ドストエーフスキイ『カラマーゾフの兄弟』(4)

4ヶ月かけてだらだらと読んできたが、岩波版もようやく読了。

最後の巻は特に、「カラマーゾフ的なもの」が強調されているな、と思った。

陪審員諸君! カラマーゾフは二つの深淵を見ることが出来る、しかも同時に見ることが出来る、ということを思い浮かべて下さい!
(p.301)

憎しみながら同時に愛するとか、神のような考え持ちながら同時に悪魔のような行為をする、というように人間存在の本質を、矛盾した心性だとドストエーフスキイは見ていたわけだ。

そして、人間は弱く、悪の誘惑に屈しやすいが、善良にならなければならない、と最後にアリョーシャに仮託して述べている。

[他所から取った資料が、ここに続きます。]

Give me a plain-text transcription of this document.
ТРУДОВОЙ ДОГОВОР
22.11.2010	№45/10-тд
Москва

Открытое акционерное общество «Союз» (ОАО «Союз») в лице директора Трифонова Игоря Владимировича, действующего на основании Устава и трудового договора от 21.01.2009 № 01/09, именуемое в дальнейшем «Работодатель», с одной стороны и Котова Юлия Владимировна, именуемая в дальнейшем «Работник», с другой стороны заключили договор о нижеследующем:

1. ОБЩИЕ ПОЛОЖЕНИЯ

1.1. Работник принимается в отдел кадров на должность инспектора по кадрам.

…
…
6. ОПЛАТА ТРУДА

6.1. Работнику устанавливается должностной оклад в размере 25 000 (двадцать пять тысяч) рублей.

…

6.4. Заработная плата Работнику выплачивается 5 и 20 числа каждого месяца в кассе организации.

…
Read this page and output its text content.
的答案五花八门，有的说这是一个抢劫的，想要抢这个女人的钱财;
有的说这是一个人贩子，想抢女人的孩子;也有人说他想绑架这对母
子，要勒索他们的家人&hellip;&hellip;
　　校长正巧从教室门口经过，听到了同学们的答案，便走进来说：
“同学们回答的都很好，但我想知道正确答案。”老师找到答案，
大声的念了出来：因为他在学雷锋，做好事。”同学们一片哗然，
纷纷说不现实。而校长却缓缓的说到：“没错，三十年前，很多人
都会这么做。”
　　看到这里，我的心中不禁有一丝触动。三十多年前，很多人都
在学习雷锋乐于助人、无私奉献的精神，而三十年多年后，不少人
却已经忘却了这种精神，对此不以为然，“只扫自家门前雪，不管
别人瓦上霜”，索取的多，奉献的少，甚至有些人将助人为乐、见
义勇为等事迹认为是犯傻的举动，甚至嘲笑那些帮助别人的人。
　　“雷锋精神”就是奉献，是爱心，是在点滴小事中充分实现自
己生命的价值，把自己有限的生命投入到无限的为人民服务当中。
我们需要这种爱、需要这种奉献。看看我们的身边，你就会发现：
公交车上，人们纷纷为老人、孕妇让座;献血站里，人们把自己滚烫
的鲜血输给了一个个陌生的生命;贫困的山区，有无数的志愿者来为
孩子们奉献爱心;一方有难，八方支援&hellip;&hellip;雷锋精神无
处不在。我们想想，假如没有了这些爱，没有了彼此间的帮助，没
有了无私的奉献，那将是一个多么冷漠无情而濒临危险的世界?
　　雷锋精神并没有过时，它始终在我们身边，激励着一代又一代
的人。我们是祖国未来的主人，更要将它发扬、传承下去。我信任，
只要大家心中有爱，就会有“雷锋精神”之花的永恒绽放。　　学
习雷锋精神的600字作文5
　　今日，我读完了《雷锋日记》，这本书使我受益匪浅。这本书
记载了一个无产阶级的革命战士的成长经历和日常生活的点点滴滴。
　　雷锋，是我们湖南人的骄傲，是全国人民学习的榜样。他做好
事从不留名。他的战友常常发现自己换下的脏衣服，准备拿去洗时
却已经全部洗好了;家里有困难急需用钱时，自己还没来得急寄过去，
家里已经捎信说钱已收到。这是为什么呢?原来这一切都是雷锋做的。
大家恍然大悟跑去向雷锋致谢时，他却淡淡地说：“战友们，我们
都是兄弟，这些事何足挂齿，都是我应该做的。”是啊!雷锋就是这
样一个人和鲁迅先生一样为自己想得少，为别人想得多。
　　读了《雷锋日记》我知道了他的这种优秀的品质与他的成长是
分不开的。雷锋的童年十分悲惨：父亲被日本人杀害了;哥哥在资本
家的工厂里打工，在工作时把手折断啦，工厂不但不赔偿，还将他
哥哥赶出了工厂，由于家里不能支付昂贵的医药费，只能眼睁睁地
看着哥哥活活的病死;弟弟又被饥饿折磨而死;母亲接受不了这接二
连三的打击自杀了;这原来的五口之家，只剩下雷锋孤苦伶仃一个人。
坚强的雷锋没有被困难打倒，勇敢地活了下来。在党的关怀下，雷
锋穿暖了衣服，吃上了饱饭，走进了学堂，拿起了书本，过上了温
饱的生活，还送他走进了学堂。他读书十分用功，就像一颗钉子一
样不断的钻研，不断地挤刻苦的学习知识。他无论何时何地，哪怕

もしかしたら、私たちは悪人になるかも知れません。悪行を退けることが出来ないかもしれません。人間の涙を笑うようになるかもしれません。さっきコーリャ君が『すべての人のために苦しみたい』と叫ばれましたが、あるいはそういう人に向かって、毒々しい嘲笑を浴びせかけるようになるかもしれません。むろんそんなことがあってはならないが、もし私たちが悪人になったとしても、こうしてイリューシャを葬ったことや、臨終の前に彼を愛したことや、今この石の傍でお互いに親しく語り合ったことを思い出したら、もし仮りに私たちが残酷で皮肉な人間になったとしても、今のこの瞬間に私たちが善良であったということを、内心嘲笑するような勇気はないでしょう! それどころか、このひとつの追憶が私たちを大なる悪から護ってくれるでしょう。
(p.403)


しかし、改めて読んでみて、第二部は一体どういう内容になるはずだったのだろうと気になった。
亀山郁夫『『カラマーゾフの兄弟』続編を空想する』でも読もうかな。